Sub-Saharan Africa faces many development challenges, such as its size and diversity, rapid urban population growth, history of colonial exploitation, fragile states and conflicts over land and natural resources. This collection, featuring contributions from different academic disciplines and professions, seeks to support the UN Habitat New Urban Agenda passed at Habitat III in Quito, Ecuador, in 2016.

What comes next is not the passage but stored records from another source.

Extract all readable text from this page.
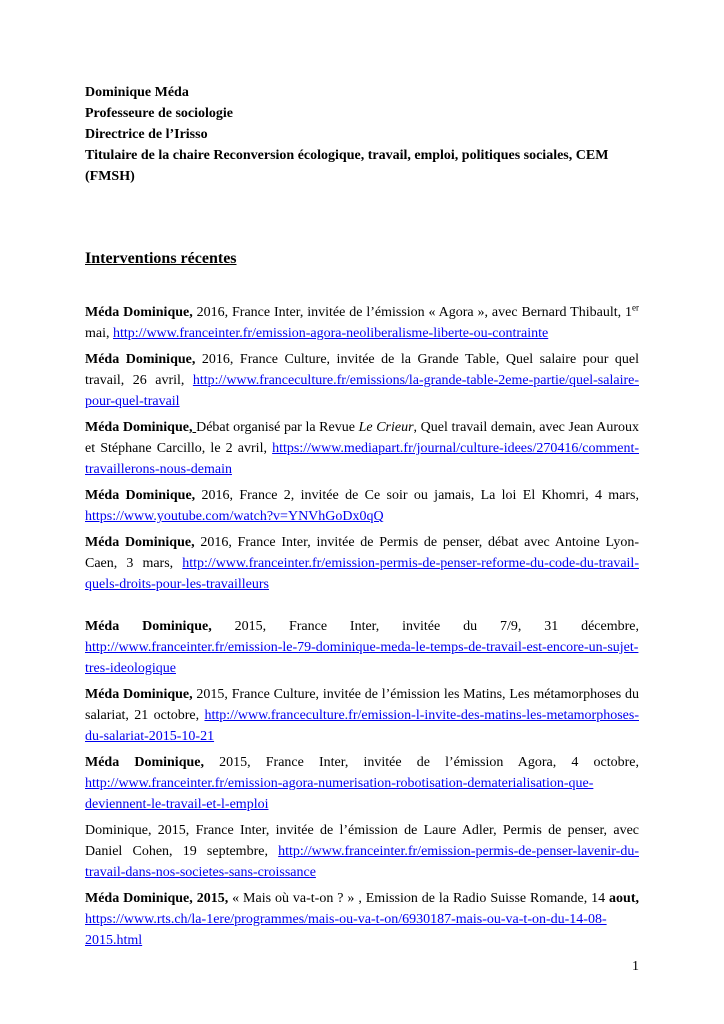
Dominique Méda
Professeure de sociologie
Directrice de l’Irisso
Titulaire de la chaire Reconversion écologique, travail, emploi, politiques sociales, CEM
(FMSH)
Interventions récentes

Méda Dominique, 2016, France Inter, invitée de l’émission « Agora », avec Bernard Thibault, 1er mai, http://www.franceinter.fr/emission-agora-neoliberalisme-liberte-ou-contrainte

Méda Dominique, 2016, France Culture, invitée de la Grande Table, Quel salaire pour quel travail, 26 avril, http://www.franceculture.fr/emissions/la-grande-table-2eme-partie/quel-salaire-pour-quel-travail

Méda Dominique, Débat organisé par la Revue Le Crieur, Quel travail demain, avec Jean Auroux et Stéphane Carcillo, le 2 avril, https://www.mediapart.fr/journal/culture-idees/270416/comment-travaillerons-nous-demain

Méda Dominique, 2016, France 2, invitée de Ce soir ou jamais, La loi El Khomri, 4 mars, https://www.youtube.com/watch?v=YNVhGoDx0qQ

Méda Dominique, 2016, France Inter, invitée de Permis de penser, débat avec Antoine Lyon-Caen, 3 mars, http://www.franceinter.fr/emission-permis-de-penser-reforme-du-code-du-travail-quels-droits-pour-les-travailleurs

Méda Dominique, 2015, France Inter, invitée du 7/9, 31 décembre, http://www.franceinter.fr/emission-le-79-dominique-meda-le-temps-de-travail-est-encore-un-sujet-tres-ideologique

Méda Dominique, 2015, France Culture, invitée de l’émission les Matins, Les métamorphoses du salariat, 21 octobre, http://www.franceculture.fr/emission-l-invite-des-matins-les-metamorphoses-du-salariat-2015-10-21

Méda Dominique, 2015, France Inter, invitée de l’émission Agora, 4 octobre, http://www.franceinter.fr/emission-agora-numerisation-robotisation-dematerialisation-que-deviennent-le-travail-et-l-emploi

Dominique, 2015, France Inter, invitée de l’émission de Laure Adler, Permis de penser, avec Daniel Cohen, 19 septembre, http://www.franceinter.fr/emission-permis-de-penser-lavenir-du-travail-dans-nos-societes-sans-croissance

Méda Dominique, 2015, « Mais où va-t-on ? » , Emission de la Radio Suisse Romande, 14 aout, https://www.rts.ch/la-1ere/programmes/mais-ou-va-t-on/6930187-mais-ou-va-t-on-du-14-08-2015.html

1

Among the topics addressed by the book are challenges to governance institutions: how international development is delivered, building land management capacity, funding for urban infrastructure, land-based finance, ineffective planning regulation, and the role of alternatives to courts in resolving boundary and other land disputes. Issues of rights and land titling are explored from perspectives of human rights law (the right to development, and women’s rights of access to land), and land tenure regularization. Particular challenges of housing, planning and informality are addressed through contributions on international real estate investment, community participation in urban settlement upgrading, housing delivery as a partly failing project to remedy apartheid’s legacy, and complex interactions between political power, money and land. Infrastructure challenges are approached in studies of food security and food systems, urban resilience against natural and man-made disasters, and informal public transport.
ACC senior researcher Liza Rose Cirolia contributed a chapter entitled Financing African Cities: A Fiscal Lens on Urban Governance, which makes several important contributions to our understanding of urban governance in Africa, from a fiscal and financial perspective.

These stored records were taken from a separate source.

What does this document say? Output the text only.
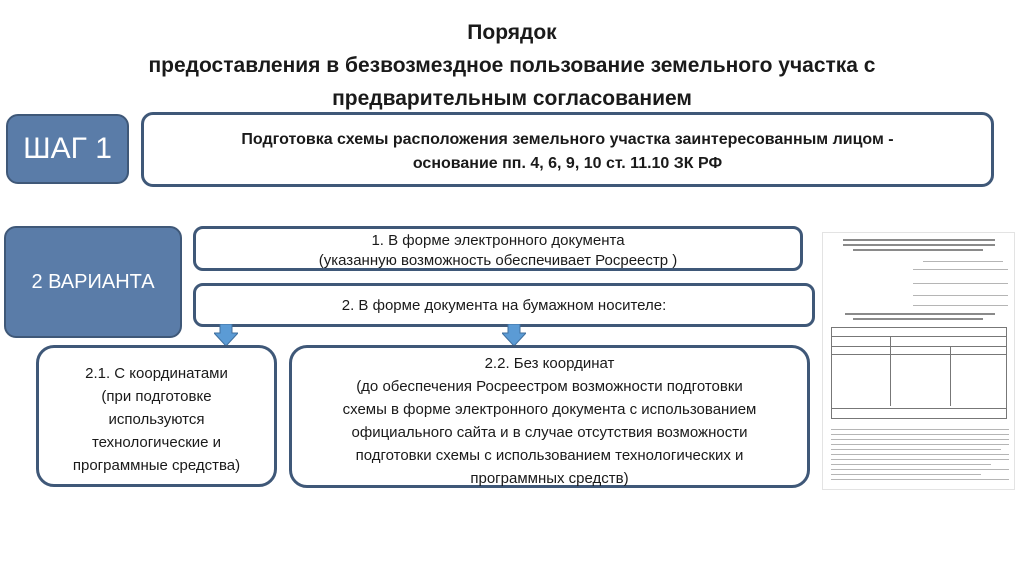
Порядок
предоставления в безвозмездное пользование земельного участка с
предварительным согласованием
ШАГ 1	Подготовка схемы расположения земельного участка заинтересованным лицом -
основание пп. 4, 6, 9, 10 ст. 11.10 ЗК РФ
2 ВАРИАНТА
1. В форме электронного документа
(указанную возможность обеспечивает Росреестр )
2. В форме документа на бумажном носителе:
2.1. С координатами
(при подготовке
используются
технологические и
программные средства)
2.2. Без координат
(до обеспечения Росреестром возможности подготовки
схемы в форме электронного документа с использованием
официального сайта и в случае отсутствия возможности
подготовки схемы с использованием технологических и
программных средств)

First, it shows that understanding public finance, in particular revenue, expenditures, and borrowing, is key to understanding urban governance. The design of sub-national fiscal systems, and the ways in which these systems are put into practice, shape how cities are governed, with direct implications for the daily operations and ongoing sustainability of urban areas. Second, the chapter argues that African cities require more dynamic financial tools, mobilising flexible, just and locally empowering sources of revenue. Land-based financing is a good place to begin to improve the revenue streams of city authorities, but must be accompanied by more creative expenditure models, to contend with the limitations of large-scale networked infrastructure and the potential for more hybrid approaches to service delivery.
The book is aimed at urban specialists in law, geography and other social sciences, and from professionals and policy-makers concerned with land use planning, surveying and governance.